First, the blue wire you speak of is separate from the blue (or whatever color, but it's usually blue) wire for the lights, yes?

Second, it's not a digital motor, but there might be additional circuitry inside the fan housing.

eliotm
May 9, 2006, 05:36 PM
The blue wire is indeed a separate blue wire to the fan. As previously stated, the four wires to the fan are blue, blown, white, and gray. As the brown and blue wires and the white and grey wires seem to have resistance between them, could it be that the brown and blue are for one direction and the gray and white are the other? How does a fan usually reverse direction?
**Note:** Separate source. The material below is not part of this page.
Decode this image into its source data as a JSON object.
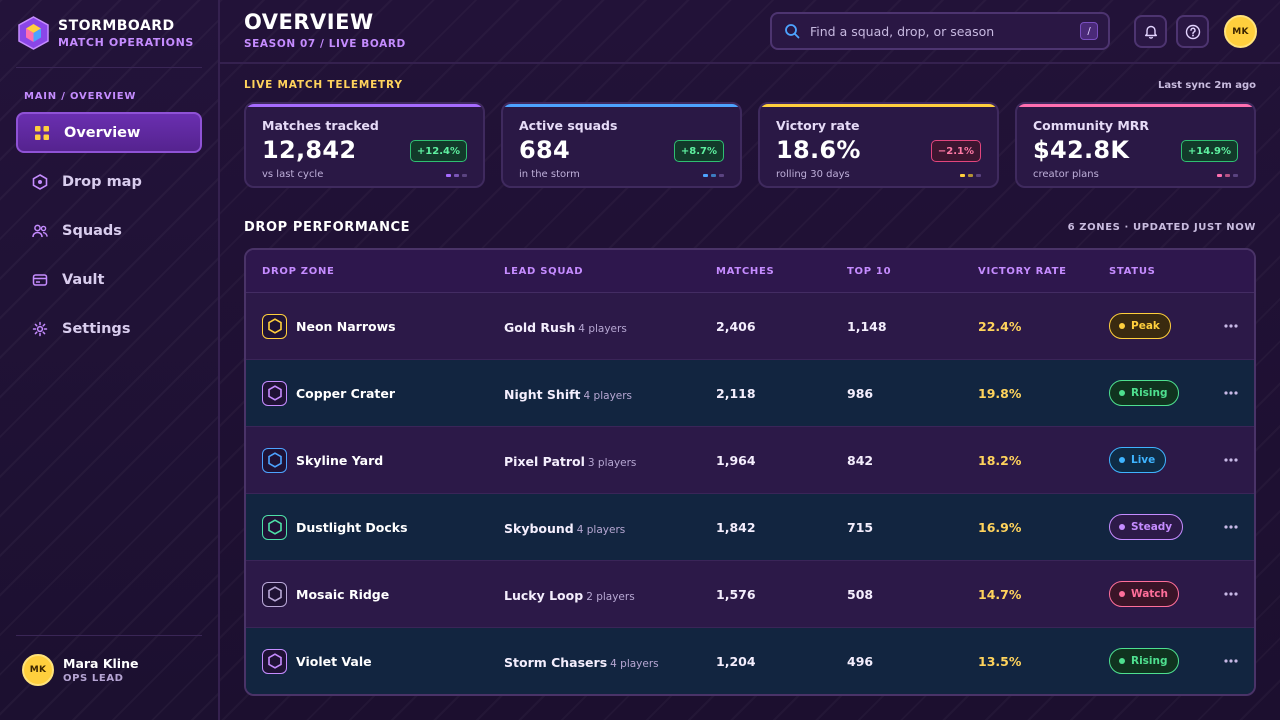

By switching to a reverse winding?

ERM

ceilingfanrepair
May 10, 2006, 10:21 AM
Ok this is a simple and mostly accurate description of how they work: The motor has two coils. One has power applied to it directly, the other through the capacitor which acts as a "phase shifter" (sort of, not really, but close enough) changing the 60 cycle waveform to one of the coils. To reverse the fan you switch which coil is wired directly and which coil is in series with the capacitor.
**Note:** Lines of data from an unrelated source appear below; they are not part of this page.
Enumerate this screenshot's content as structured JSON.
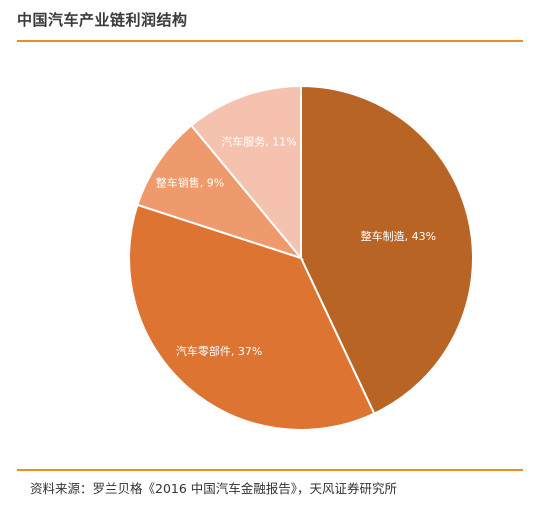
{
  "title": "中国汽车产业链利润结构",
  "source": "资料来源：罗兰贝格《2016 中国汽车金融报告》，天风证券研究所",
  "chart_data": {
    "type": "pie",
    "slices": [
      {
        "name": "整车制造",
        "value": 43,
        "label": "整车制造, 43%",
        "color": "#b86424"
      },
      {
        "name": "汽车零部件",
        "value": 37,
        "label": "汽车零部件, 37%",
        "color": "#dd7432"
      },
      {
        "name": "整车销售",
        "value": 9,
        "label": "整车销售, 9%",
        "color": "#ee9a6c"
      },
      {
        "name": "汽车服务",
        "value": 11,
        "label": "汽车服务, 11%",
        "color": "#f4c2ae"
      }
    ]
  }
}
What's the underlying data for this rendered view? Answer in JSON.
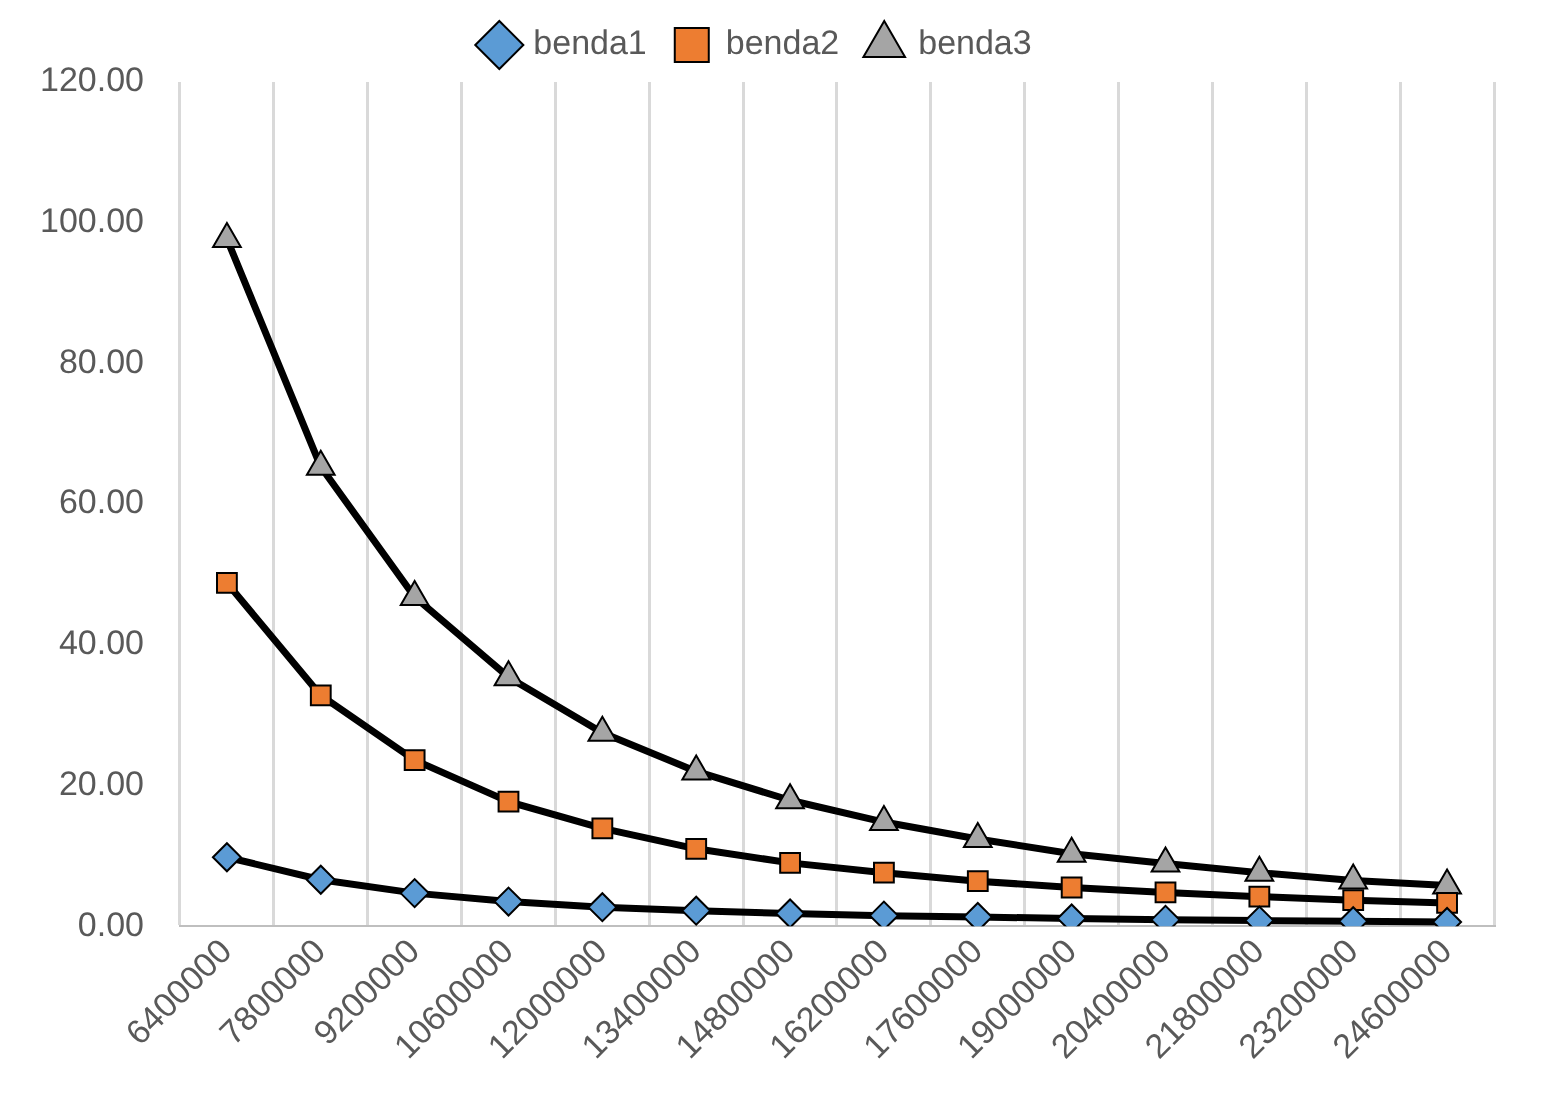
{
  "chart_data": {
    "type": "line",
    "categories": [
      "6400000",
      "7800000",
      "9200000",
      "10600000",
      "12000000",
      "13400000",
      "14800000",
      "16200000",
      "17600000",
      "19000000",
      "20400000",
      "21800000",
      "23200000",
      "24600000"
    ],
    "series": [
      {
        "name": "benda1",
        "color": "#5b9bd5",
        "marker": "diamond",
        "values": [
          9.8,
          6.6,
          4.7,
          3.5,
          2.7,
          2.2,
          1.8,
          1.5,
          1.3,
          1.1,
          0.9,
          0.8,
          0.7,
          0.6
        ]
      },
      {
        "name": "benda2",
        "color": "#ed7d31",
        "marker": "square",
        "values": [
          48.8,
          32.8,
          23.6,
          17.7,
          13.9,
          11.0,
          9.0,
          7.6,
          6.4,
          5.5,
          4.8,
          4.2,
          3.7,
          3.3
        ]
      },
      {
        "name": "benda3",
        "color": "#a5a5a5",
        "marker": "triangle",
        "values": [
          97.7,
          65.3,
          46.8,
          35.4,
          27.5,
          22.0,
          17.9,
          14.8,
          12.4,
          10.3,
          8.9,
          7.6,
          6.5,
          5.8
        ]
      }
    ],
    "ylim": [
      0,
      120
    ],
    "yticks": [
      {
        "value": 0,
        "label": "0.00"
      },
      {
        "value": 20,
        "label": "20.00"
      },
      {
        "value": 40,
        "label": "40.00"
      },
      {
        "value": 60,
        "label": "60.00"
      },
      {
        "value": 80,
        "label": "80.00"
      },
      {
        "value": 100,
        "label": "100.00"
      },
      {
        "value": 120,
        "label": "120.00"
      }
    ],
    "grid": "x",
    "legend": "top",
    "line_style": "solid"
  }
}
As far as how your fan is wired, I would open up both the receiver and the fan motor itself and see if you can determine where the wires go. I am assuming the capacitor is mounted somewhere in the motor housing. I haven't personally seen a fan with this wiring so without looking at it I couldn't tell you which wire is which.

eliotm
May 11, 2006, 07:36 PM
Just to close the loop. HB really makes it difficult to rewire their remote versions that do not have manual pull chains. The capacitors are not in the fan, they are on the receiver, thereby allowing them to reverse direction by switching the caps from one pair to the other. Rewiring the fan would be a bear and would probably be unsafe at any speed. Save a buck and burn the house down. Bottom line for me is to throw the whole fan out and get a simple fan without a remote control.
Better yet, sell the house and move.

ceilingfanrepair
May 12, 2006, 08:41 AM
You could rewire it but it would require you removing the capacitors from the receiver and mounting them separately.
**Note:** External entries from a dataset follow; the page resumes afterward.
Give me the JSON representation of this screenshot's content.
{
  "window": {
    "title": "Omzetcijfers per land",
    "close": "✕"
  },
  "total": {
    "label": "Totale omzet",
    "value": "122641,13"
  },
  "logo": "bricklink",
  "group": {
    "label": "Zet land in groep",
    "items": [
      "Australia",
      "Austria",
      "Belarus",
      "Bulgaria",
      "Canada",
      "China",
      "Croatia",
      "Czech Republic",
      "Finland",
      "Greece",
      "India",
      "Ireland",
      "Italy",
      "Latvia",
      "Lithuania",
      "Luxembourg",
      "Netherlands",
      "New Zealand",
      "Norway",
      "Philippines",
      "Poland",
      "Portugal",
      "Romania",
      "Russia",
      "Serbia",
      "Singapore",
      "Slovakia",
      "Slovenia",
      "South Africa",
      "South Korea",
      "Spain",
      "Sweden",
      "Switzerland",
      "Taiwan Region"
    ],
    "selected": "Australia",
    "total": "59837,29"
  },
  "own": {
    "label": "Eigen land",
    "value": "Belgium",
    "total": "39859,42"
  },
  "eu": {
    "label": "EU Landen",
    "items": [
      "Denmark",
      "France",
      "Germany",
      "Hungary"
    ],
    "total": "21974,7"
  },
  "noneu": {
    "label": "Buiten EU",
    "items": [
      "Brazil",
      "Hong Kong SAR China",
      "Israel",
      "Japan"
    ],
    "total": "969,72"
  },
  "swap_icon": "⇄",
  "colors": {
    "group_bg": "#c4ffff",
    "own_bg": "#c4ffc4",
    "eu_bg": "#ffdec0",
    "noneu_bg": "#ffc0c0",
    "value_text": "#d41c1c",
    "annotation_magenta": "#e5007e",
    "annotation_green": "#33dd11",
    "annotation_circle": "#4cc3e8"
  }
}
You could return the entire fan to Home Depot for a replacement under warranty. And then, since you will have a brand new fan, you could trade that for a different model with no remote. Just an idea.

tightwad
May 28, 2006, 06:49 PM
How do I change the direction of the airflow from up to down when there is no pull chain or switch?

ceilingfanrepair
May 28, 2006, 06:50 PM
If there is no pullchain I would assume it is a remote fan and it would be reversed by the remote. Do you know what brand/model fan it is? Some older fans are not reversible.